Die Klägerin trägt die Kosten des Beschwerdeverfahrens.
Der Wert des Streitgegenstandes wird für das Beschwerdeverfahren auf 4 895,62 €
festgesetzt.
Gründe
1 Die Beschwerde bleibt ohne Erfolg. Die allein geltend gemachte grundsätzliche Bedeutung der
Rechtssache im Sinne von § 132 Abs. 2 Nr. 1 VwGO liegt nicht vor.

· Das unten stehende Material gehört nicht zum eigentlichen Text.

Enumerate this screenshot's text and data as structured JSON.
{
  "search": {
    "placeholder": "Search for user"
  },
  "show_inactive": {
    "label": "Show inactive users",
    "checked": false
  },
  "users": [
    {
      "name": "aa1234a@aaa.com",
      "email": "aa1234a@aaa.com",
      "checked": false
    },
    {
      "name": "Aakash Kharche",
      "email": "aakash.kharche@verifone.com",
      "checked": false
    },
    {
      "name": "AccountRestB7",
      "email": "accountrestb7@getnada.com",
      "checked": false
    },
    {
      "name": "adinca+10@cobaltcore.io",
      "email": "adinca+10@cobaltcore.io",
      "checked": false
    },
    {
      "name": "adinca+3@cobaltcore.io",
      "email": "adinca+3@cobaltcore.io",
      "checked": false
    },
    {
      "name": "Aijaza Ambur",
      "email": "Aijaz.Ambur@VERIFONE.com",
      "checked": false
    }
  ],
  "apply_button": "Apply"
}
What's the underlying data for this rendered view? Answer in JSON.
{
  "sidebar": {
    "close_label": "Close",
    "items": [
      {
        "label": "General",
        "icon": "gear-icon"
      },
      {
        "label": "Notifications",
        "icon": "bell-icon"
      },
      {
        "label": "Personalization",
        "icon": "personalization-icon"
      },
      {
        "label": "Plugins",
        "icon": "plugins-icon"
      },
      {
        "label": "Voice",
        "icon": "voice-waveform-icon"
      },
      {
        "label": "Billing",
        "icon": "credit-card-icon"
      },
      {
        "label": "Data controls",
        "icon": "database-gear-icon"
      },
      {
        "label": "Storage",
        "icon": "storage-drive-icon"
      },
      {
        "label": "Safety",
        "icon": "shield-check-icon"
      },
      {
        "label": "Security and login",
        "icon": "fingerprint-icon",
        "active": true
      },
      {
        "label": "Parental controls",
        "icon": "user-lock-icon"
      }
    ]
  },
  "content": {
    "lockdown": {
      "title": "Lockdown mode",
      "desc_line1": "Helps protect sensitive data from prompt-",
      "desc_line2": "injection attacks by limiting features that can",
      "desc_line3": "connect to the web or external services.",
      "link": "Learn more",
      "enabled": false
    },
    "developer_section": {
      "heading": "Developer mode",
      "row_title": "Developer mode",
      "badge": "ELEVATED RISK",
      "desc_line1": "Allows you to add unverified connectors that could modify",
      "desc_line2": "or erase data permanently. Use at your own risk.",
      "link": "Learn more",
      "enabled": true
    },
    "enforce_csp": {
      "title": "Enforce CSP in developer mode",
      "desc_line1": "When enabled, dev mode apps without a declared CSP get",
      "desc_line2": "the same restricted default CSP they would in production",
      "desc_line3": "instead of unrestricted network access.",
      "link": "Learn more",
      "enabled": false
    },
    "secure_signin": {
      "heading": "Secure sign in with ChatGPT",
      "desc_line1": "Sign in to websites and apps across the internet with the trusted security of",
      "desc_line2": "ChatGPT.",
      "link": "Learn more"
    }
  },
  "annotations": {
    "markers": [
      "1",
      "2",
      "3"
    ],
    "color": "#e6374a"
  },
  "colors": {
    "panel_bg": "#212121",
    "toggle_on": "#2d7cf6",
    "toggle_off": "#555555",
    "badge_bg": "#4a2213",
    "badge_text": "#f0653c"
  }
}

2 Die Klägerin wendet sich gegen die Anordnung einer Fahrtenbuchauflage. Im Dezember 2009
hatte der Fahrer des auf die Klägerin zugelassenen Fahrzeuges die zulässige
Höchstgeschwindigkeit von 70 km/h um 50 km/h überschritten. Den Zeugenfragebogen sandte
die Klägerin unter Hinweis auf ihr Zeugnisverweigerungsrecht ohne Angabe des damaligen
Fahrzeugführers zurück. Im Rahmen von Ermittlungen unter der Halteranschrift traf ein
Außendienstmitarbeiter der Beklagten die Klägerin nicht an; nach den Angaben von Nachbarn
handele es sich bei dem Fahrzeugführer nicht um die Klägerin oder ihren Ehemann. Die
Bußgeldstelle bat daraufhin die Beklagte um Ergänzung bzw. Überprüfung der persönlichen
Daten der Klägerin sowie um Mitteilung der Personalien des Sohns oder der Söhne; die
Beklagte wies in ihrem Antwortschreiben darauf hin, dass ein Sohn „nicht zu erkennen“ sei. Im
Rahmen der Anhörung zur beabsichtigten Fahrtenbuchauflage berief sich die Klägerin erneut
auf ihr Zeugnisverweigerungsrecht. Mit Bescheid vom 26. Mai 2010 ordnete die Beklagte
gegenüber der Klägerin die Führung eines Fahrtenbuchs für die Dauer von 12 Monaten an. Ihrer
hiergegen gerichteten Klage hat das Verwaltungsgericht stattgegeben. Der angefochtene
Bescheid sei ermessensfehlerhaft; die Beklagte habe nicht berücksichtigt, dass die Erteilung
einer einfachen Melderegisterauskunft erkennbar ein untaugliches Auskunftsmittel gewesen sei.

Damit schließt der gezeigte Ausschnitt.